Poverty decreases sharply in developing world -Adam Thomson
Up to 80 per cent of the world’s middle classes will live in developing countries by 2030 thanks to surprising recent gains in poverty reduction, according to a United Nations report published on Thursday.
“Never in history have the living conditions and prospects of so many people changed so dramatically and so fast,” concludes the UN’s latest Development Report. “The world is witnessing an epochal ‘global rebalancing’.”
This year’s report, launched in Mexico City, says higher economic growth in at least 40 developing countries has helped lift hundreds of millions of people from poverty, and pushed billions more into a new global middle class.
In an interview with the Financial Times, Helen Clark, UN Development Programme administrator, called such progress an “incredible success of emerging markets”, praising them for accompanying faster rates of economic growth with pragmatic policies to help the poor.
“These countries opened up to foreign direct investment and prioritised infrastructure but also invested in their people,” she said. “They targeted education and health, and put social floors in place.”
Underpinning the improvements in the human development index (HDI) was rapid growth in countries such as China, India and Brazil, with China and India having doubled per capita economic output in less than 20 years.
But the study stressed that growth and improvements in HDI spread far beyond the four Bric countries of Brazil, Russia, India and China, and included at least 40 countries that had accompanied greater economic dynamism with effective poverty-reduction policies.
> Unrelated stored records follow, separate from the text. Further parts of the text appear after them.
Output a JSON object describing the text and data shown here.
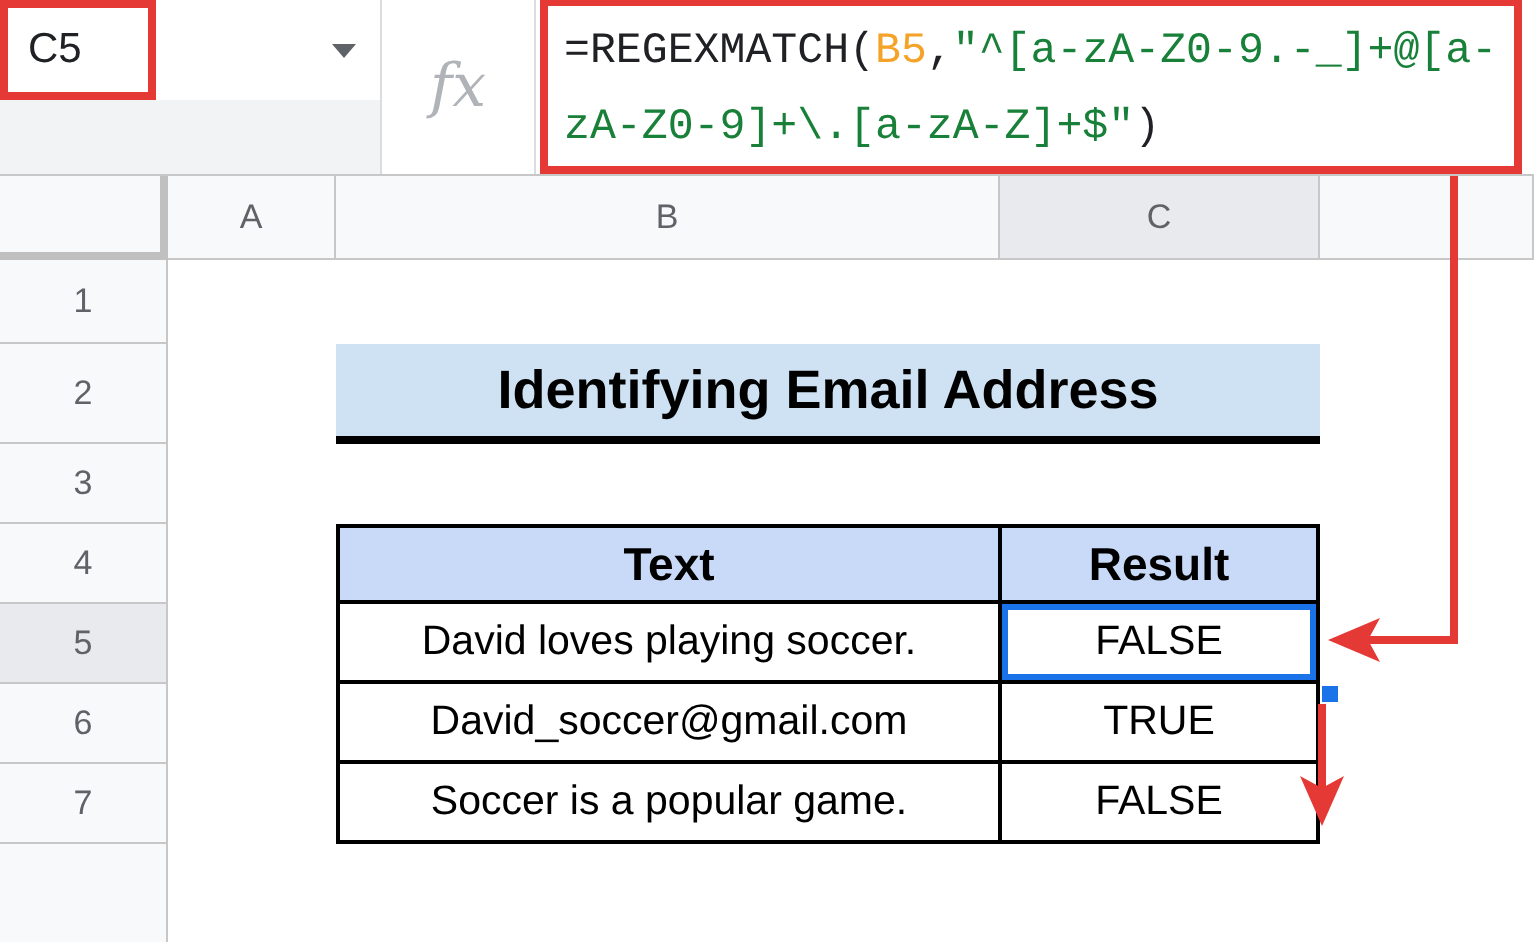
{
  "name_box": "C5",
  "fx": "fx",
  "formula_parts": [
    {
      "kind": "plain",
      "text": "=REGEXMATCH("
    },
    {
      "kind": "ref",
      "text": "B5"
    },
    {
      "kind": "plain",
      "text": ","
    },
    {
      "kind": "string",
      "text": "\"^[a-zA-Z0-9.-_]+@[a-zA-Z0-9]+\\.[a-zA-Z]+$\""
    },
    {
      "kind": "plain",
      "text": ")"
    }
  ],
  "columns": [
    {
      "label": "A",
      "selected": false
    },
    {
      "label": "B",
      "selected": false
    },
    {
      "label": "C",
      "selected": true
    }
  ],
  "rows": [
    {
      "label": "1",
      "selected": false
    },
    {
      "label": "2",
      "selected": false
    },
    {
      "label": "3",
      "selected": false
    },
    {
      "label": "4",
      "selected": false
    },
    {
      "label": "5",
      "selected": true
    },
    {
      "label": "6",
      "selected": false
    },
    {
      "label": "7",
      "selected": false
    }
  ],
  "title": "Identifying Email Address",
  "table": {
    "headers": [
      "Text",
      "Result"
    ],
    "rows": [
      {
        "text": "David loves playing soccer.",
        "result": "FALSE",
        "selected": true
      },
      {
        "text": "David_soccer@gmail.com",
        "result": "TRUE",
        "selected": false
      },
      {
        "text": "Soccer is a popular game.",
        "result": "FALSE",
        "selected": false
      }
    ]
  }
}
Afghanistan, Sierra Leone, Ethiopia, Rwanda and Angola were among 14 countries that have recorded gains in HDI of more than 2 per cent a year since 2000.
Partly as a result, the report found that worldwide extreme income poverty has plunged from 43 per cent in 1990 to just 22 per cent in 2008, including more than 500m being lifted out of poverty in China alone.
The report stated that such gains had already helped the world achieve the main poverty eradication goal of the so-called Millennium Development Goals, which called for the share of people living on less than $1.25 a day to be cut by half from 1990 to 2015.
Underpinning this poverty reduction was developing countries’ increasing share of global trade, which grew from 25 per cent to 47 per cent between 1980 and 2010. “The south as a whole is driving global economic growth and societal change for the first time in centuries,” says the report.
The report found that trade among developing countries was the biggest factor in that expansion, increasing from less than 10 per cent of total global trade to more than 30 per cent. “Trade between countries in the south will overtake that between developed nations,” the report said.
The 2013 report also includes the so-called gender inequality index, an experimental index designed to measure gender inequalities along the lines of national data on reproductive health, women’s empowerment and labour market participation. The Netherlands, Sweden and Denmark topped the index while sub-Saharan Africa, south Asia and the Arab states showed the greatest levels of gender inequality.